# Generalized Linear Models and Elastic Nets (GLMNET)

### Objectives

1. Plot various methods of determining best $\lambda$
2. Benchmark and compare GLMNET implementation against `scikit-learn` implementations

## Setup

In [29]:
import numpy as np
from sklearn.datasets import load_boston, load_diabetes
from sklearn.linear_model import coordinate_descent as cd

import matplotlib.pyplot as plt

import glmnet

boston = load_boston()
diabetes = load_diabetes()
X, y = boston['data'], boston['target']
X, y = diabetes['data'], diabetes['target']

lambdas = np.logspace(np.log10(1e-4), np.log10(35), 100)

## GLMNET examples

### Enet / Lasso

In [37]:
%matplotlib notebook

enet = glmnet.ElasticNet(lambdas=lambdas)
yhat = enet.fit(X, y).predict(X)

lasso = glmnet.Lasso(lambdas=lambdas)
yhat = lasso.fit(X, y).predict(X)

lasso.plot()

<IPython.core.display.Javascript object>

### Enet / Lasso with IC

In [38]:
%matplotlib notebook
lassoAIC = glmnet.LassoIC(lambdas, criterion='AIC').fit(X, y)

lassoAIC.plot()

<IPython.core.display.Javascript object>

## Benchmarks

### No cross-validation

In [39]:
print('scikit-learn')
%timeit cd.Lasso(alpha=1.0).fit(X, y)
%timeit cd.Lasso(alpha=1.0).fit(X, y).predict(X)

print('glmnet')
%timeit glmnet.Lasso(lambdas=1.0).fit(X, y)
%timeit glmnet.Lasso(lambdas=1.0).fit(X, y).predict(X)

scikit-learn
1000 loops, best of 3: 211 µs per loop
1000 loops, best of 3: 245 µs per loop
glmnet
10000 loops, best of 3: 95.7 µs per loop
10000 loops, best of 3: 106 µs per loop


In [40]:
%matplotlib notebook

sklearn_yhat = cd.Lasso(alpha=1.0 / (2 * X.shape[0])).fit(X, y).predict(X)
glmnet_yhat = glmnet.Lasso(lambdas=1.0).fit(X, y).predict(X)

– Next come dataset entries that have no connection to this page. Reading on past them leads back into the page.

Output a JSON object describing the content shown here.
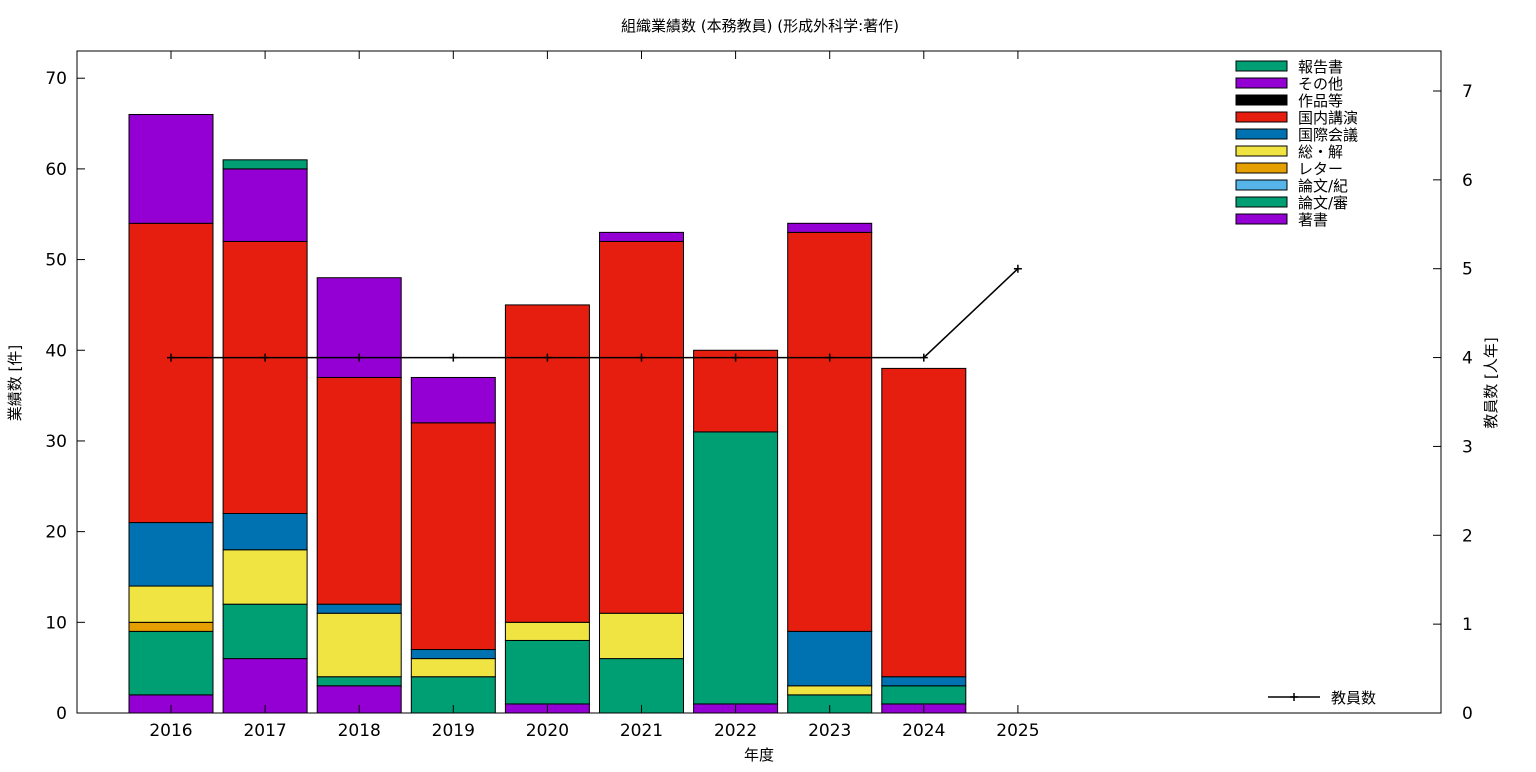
{
  "chart_data": {
    "type": "bar",
    "stacked": true,
    "title": "組織業績数 (本務教員) (形成外科学:著作)",
    "xlabel": "年度",
    "ylabel": "業績数 [件]",
    "y2label": "教員数 [人年]",
    "ylim": [
      0,
      73
    ],
    "y2lim": [
      0,
      7.45
    ],
    "yticks": [
      0,
      10,
      20,
      30,
      40,
      50,
      60,
      70
    ],
    "y2ticks": [
      0,
      1,
      2,
      3,
      4,
      5,
      6,
      7
    ],
    "categories": [
      "2016",
      "2017",
      "2018",
      "2019",
      "2020",
      "2021",
      "2022",
      "2023",
      "2024",
      "2025"
    ],
    "grid": false,
    "legend_position": "top-right",
    "series": [
      {
        "name": "著書",
        "color": "#9400d3",
        "values": [
          2,
          6,
          3,
          0,
          1,
          0,
          1,
          0,
          1,
          0
        ]
      },
      {
        "name": "論文/審",
        "color": "#009e73",
        "values": [
          7,
          6,
          1,
          4,
          7,
          6,
          30,
          2,
          2,
          0
        ]
      },
      {
        "name": "論文/紀",
        "color": "#56b4e9",
        "values": [
          0,
          0,
          0,
          0,
          0,
          0,
          0,
          0,
          0,
          0
        ]
      },
      {
        "name": "レター",
        "color": "#e69f00",
        "values": [
          1,
          0,
          0,
          0,
          0,
          0,
          0,
          0,
          0,
          0
        ]
      },
      {
        "name": "総・解",
        "color": "#f0e442",
        "values": [
          4,
          6,
          7,
          2,
          2,
          5,
          0,
          1,
          0,
          0
        ]
      },
      {
        "name": "国際会議",
        "color": "#0072b2",
        "values": [
          7,
          4,
          1,
          1,
          0,
          0,
          0,
          6,
          1,
          0
        ]
      },
      {
        "name": "国内講演",
        "color": "#e51e10",
        "values": [
          33,
          30,
          25,
          25,
          35,
          41,
          9,
          44,
          34,
          0
        ]
      },
      {
        "name": "作品等",
        "color": "#000000",
        "values": [
          0,
          0,
          0,
          0,
          0,
          0,
          0,
          0,
          0,
          0
        ]
      },
      {
        "name": "その他",
        "color": "#9400d3",
        "values": [
          12,
          8,
          11,
          5,
          0,
          1,
          0,
          1,
          0,
          0
        ]
      },
      {
        "name": "報告書",
        "color": "#009e73",
        "values": [
          0,
          1,
          0,
          0,
          0,
          0,
          0,
          0,
          0,
          0
        ]
      }
    ],
    "line_series": {
      "name": "教員数",
      "color": "#000000",
      "axis": "y2",
      "values": [
        4,
        4,
        4,
        4,
        4,
        4,
        4,
        4,
        4,
        5
      ]
    }
  }
}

ax_min = min(sklearn_yhat.min(), glmnet_yhat.min())
ax_max = max(sklearn_yhat.max(), glmnet_yhat.max())

with plt.style.context('ggplot'):
    plt.plot(sklearn_yhat, glmnet_yhat, 'ro')
    plt.xlabel('scikit-learn Lasso $\hat{y}$')
    plt.ylabel('glmnet Lasso $\hat{y}$')
    plt.title('Lasso(alpha=1.0)')
    plt.plot([ax_min, ax_max], [ax_min, ax_max], 'k-')
    plt.tight_layout()

<IPython.core.display.Javascript object>

**TLDR**: Python wrapped Fortran `glmnet` code is 2-4.5x faster than `scikit-learn` and while the two differ, the results are very similar.